The Blade Itself Review

by Matthew Thompson

The Blade Itself 1

My journey into the fantasy genre continues with Joe Abercrombie’s First Law Trilogy. It took me a bit to get used to the writing style in Abercrombie’s first novel The Blade Itself and I never came around to all aspects of it, but it was definitely an enjoyable read.

The Blade Itself focuses on three major point of view characters. Logen Ninefingers is by far my favorite. He is a barbarian from the untamed North. A warrior with a dark past known across the region for his killing prowess. It may seem like a fantasy stereotype and at times Logen’s actions and manner of talking back that up, but by getting in this character’s head we see he is more than meets the eye and it is fun to see some of the other characters come to this realization. While this adds an extra layer of intrigue to the character, his ability to fight is a big part of the appeal of his chapters too. One of the review quotes on the back cover of The Blade Itself said it was worth a read for the fight scenes alone and I can’t say I disagree. Logen isn’t the only one involved in memorable brawls, but he certainly is in many of the book’s best.

Another of the primary characters is an arrogant nobleman named Jezal dan Luthar, a Captain in the King’s army. He isn’t very likable. He looks down at those below his status, cares about superficial things and has an all-around shit attitude. But his chapters really managed to grow on me as the book went on. I think a large part of it was his involvement in the capitol city’s prestigious fencing contest. With some of the other things going on in The Blade Itself’s world, a fencing contest seems kind of trivial. And it is, but the build up to this event and the effects it has on Luthar make for compelling reading despite that. I’m also curious how his character will grow throughout the course of the series. He seems like a prime candidate for a hero’s turn, but it is tough to tell if that is Abercrombie’s intentions during this first book or not.

The final of the three main characters is Sand dan Glokta. He was once much like Luthar until time in enemy hands leaves him a cripple. After enduring torture, he ended up becoming a torturer himself as part of the Inquisition. It is certainly an interesting idea for a character, but his sections didn’t do a lot for me and were definitely my least favorite chapters to see pop up. For one, I didn’t love the writing style employed here. Glokta is constantly droning on about the pain he is in and while I do sympathise with him to an extent, it gets a little tiring. The dark sense of humor present in these chapters was hit or miss to me as well and I just didn’t find his plotlines quite as interesting as the others.

Some art from the series comic adaptation.

Some art from the series comic adaptation.

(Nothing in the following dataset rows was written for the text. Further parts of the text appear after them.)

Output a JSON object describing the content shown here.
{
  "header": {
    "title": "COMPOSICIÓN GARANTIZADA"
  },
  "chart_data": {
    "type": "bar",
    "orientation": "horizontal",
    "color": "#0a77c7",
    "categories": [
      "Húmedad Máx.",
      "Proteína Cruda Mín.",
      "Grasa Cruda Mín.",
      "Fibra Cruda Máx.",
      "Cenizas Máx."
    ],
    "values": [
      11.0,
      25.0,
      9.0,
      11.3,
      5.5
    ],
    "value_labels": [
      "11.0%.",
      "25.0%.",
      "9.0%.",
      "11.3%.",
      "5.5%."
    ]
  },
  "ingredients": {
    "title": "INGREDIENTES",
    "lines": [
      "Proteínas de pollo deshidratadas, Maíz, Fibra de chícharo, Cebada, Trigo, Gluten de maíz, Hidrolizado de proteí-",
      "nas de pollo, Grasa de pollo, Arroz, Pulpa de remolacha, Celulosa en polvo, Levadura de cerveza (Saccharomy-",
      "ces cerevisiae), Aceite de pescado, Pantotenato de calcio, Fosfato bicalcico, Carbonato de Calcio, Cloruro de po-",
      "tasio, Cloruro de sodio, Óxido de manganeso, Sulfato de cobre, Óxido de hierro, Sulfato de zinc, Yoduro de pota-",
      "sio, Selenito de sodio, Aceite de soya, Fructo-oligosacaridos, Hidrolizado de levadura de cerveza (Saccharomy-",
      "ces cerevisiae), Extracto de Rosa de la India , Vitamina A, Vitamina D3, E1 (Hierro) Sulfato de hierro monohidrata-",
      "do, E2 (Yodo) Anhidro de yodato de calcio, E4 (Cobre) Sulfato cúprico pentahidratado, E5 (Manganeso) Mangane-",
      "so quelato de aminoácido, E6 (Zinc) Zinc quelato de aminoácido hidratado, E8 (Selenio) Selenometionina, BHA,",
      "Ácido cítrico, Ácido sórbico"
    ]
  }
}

While these three characters make up the bulk of the novel’s POV’s, there are a few others like a former slave, Ferro Maljinn, who finds herself out in the desert looking for revenge while trying to survive and some of Logen’s former compatriots in the North. Legendary wizard Bayaz also factors into all the proceedings in a large way. He is a character whose motivations are tough to get a grasp on, but that is part of what makes him a fun character to see in action.

One of the best parts of the novel is seeing how these disparate storylines dovetail together. Of particular note are a few chapters that flip between some of its point of view characters experiencing the same event, like the aforementioned fencing competition and my personal favorite, the book’s penultimate chapter which features a thrilling fight and chase through the city. This is far from something unique to this book, but that doesn’t make it any less entertaining seeing Abercrombie deftly employ the technique.

I haven’t really touched much on the overall plot of the novel because it is a little tough to describe. There is a war looming, but it is best to just dive in and see where these various characters end up. While I wrote this after completing The Blade Itself, I decided to hold off on posting it until I finished the entire trilogy. This first book definitely feels like part of a larger whole and I wanted to make sure it panned out before I came and recommended it. I think ultimately it does, but you definitely need your expectations in check. This is not a good triumphs over evil kind of fantasy. It is much less black and white and gets pretty dark. It seemed like Abercrombie was really trying to go against expectations in the genre. It definitely makes for some interesting reading, but it isn’t for everyone. I liked the overall ride, but even I had some reservations with some of the choices he made along the way. And for whatever it is worth, I’d also say I didn’t enjoy it as much as my other recent reads in the genre, A Song of Ice and Fire or The Black Company.

But if something darker doesn’t turn you off, there is a lot to like in The Blade Itself and the First Law Trilogy as a whole. For those that have read the series, I will be back with a blog talking the next two books where I dive into spoiler territory to talk about the good, the bad and the very surprising things I ran into as I worked my way through Joe Abercrombie’s first series.